Concluding remarks: Tim-3 – a target for cancer immunotherapy

A growing body of evidence supports the relevance of targeting Tim-3 in human cancer. It is now well established that Tim-3 along with PD-1 marks dysfunctional T cells in multiple cancer types both in experimental models and in humans. Moreover, the immune-suppressive effects of Tim-3 have been observed in multiple cell types, including effector T cells, Tregs and innate immune cells. These findings underscore the importance of targeting Tim-3 in these cells and since Tim-3 is expressed in non-T cells compartment as well, this blocking strategy could potentially convert the tumor microenvironment from an immune-suppressive state to an immune activating, anti-tumor state. The Tim-3 pathway is a highly suitable target for anti-cancer immunotherapy due to its expression on both dysfunctional CD8⁺ T cells and FoxP3⁺ Treg cells—two key immune cell populations that promote an immunosuppressive environment in tumor tissue, and also on other cell types including myeloid cells, NK cells, cancer stem cells and lastly, the cancer cells themselves, where Tim-3 is associated with an immune-suppressive and tumor-promoting role.

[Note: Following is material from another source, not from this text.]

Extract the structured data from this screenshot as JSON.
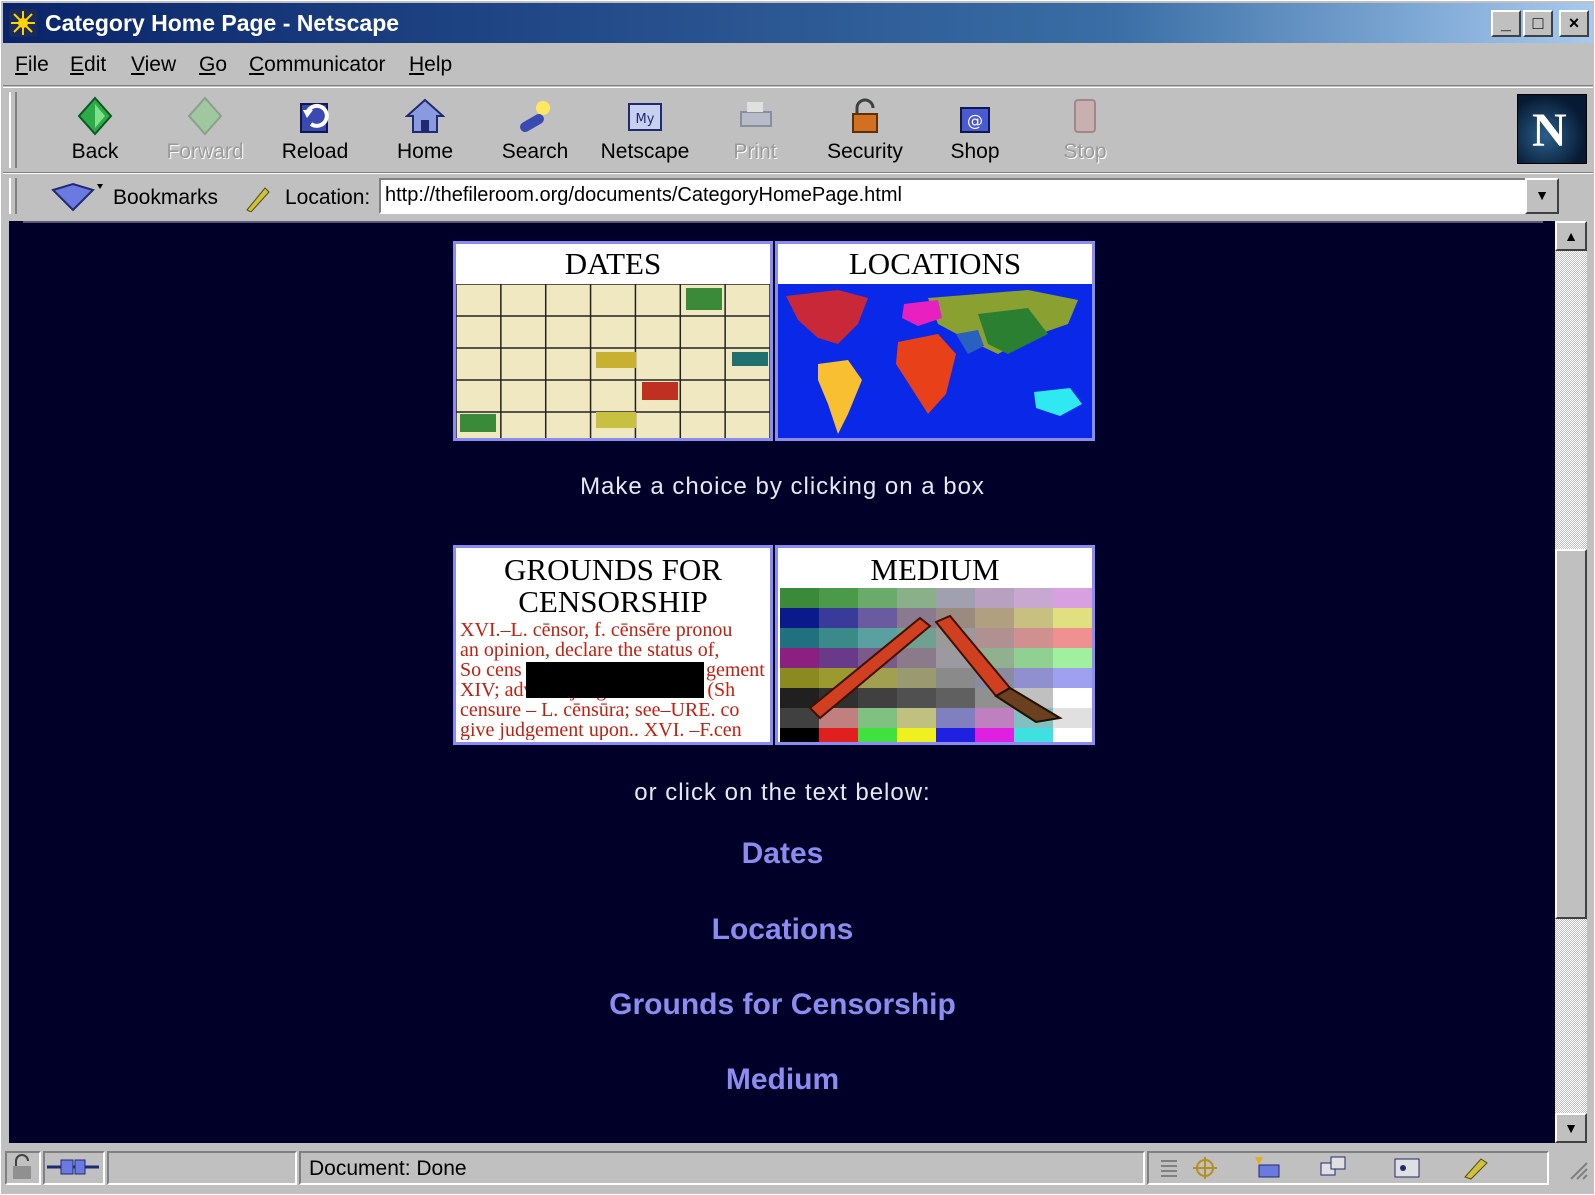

Thus, targeting Tim-3 along with other checkpoint inhibitors or combining Tim-3 inhibition with new immunotherapeutic approaches that activate cancer-specific T-cell stimulatory molecules has high potential for developing modalities with durable clinical benefit. In addition, Tim-3 blockade may also induce an anti-tumor immune response and mediate tumor regression in situations where anti-PD-1 or anti-CTLA4 does not work, such as in colorectal carcinomas. The key challenge in moving forward is to develop reliable strategies and indications under which combination therapies should be tested. Given the fact that PD-1 blockade may lead to up-regulation of Tim-3, blockade of Tim-3 following development of adaptive resistance to PD-1 or other checkpoint inhibitors holds promise in developing combination therapies in which anti-Tim-3 is a key component.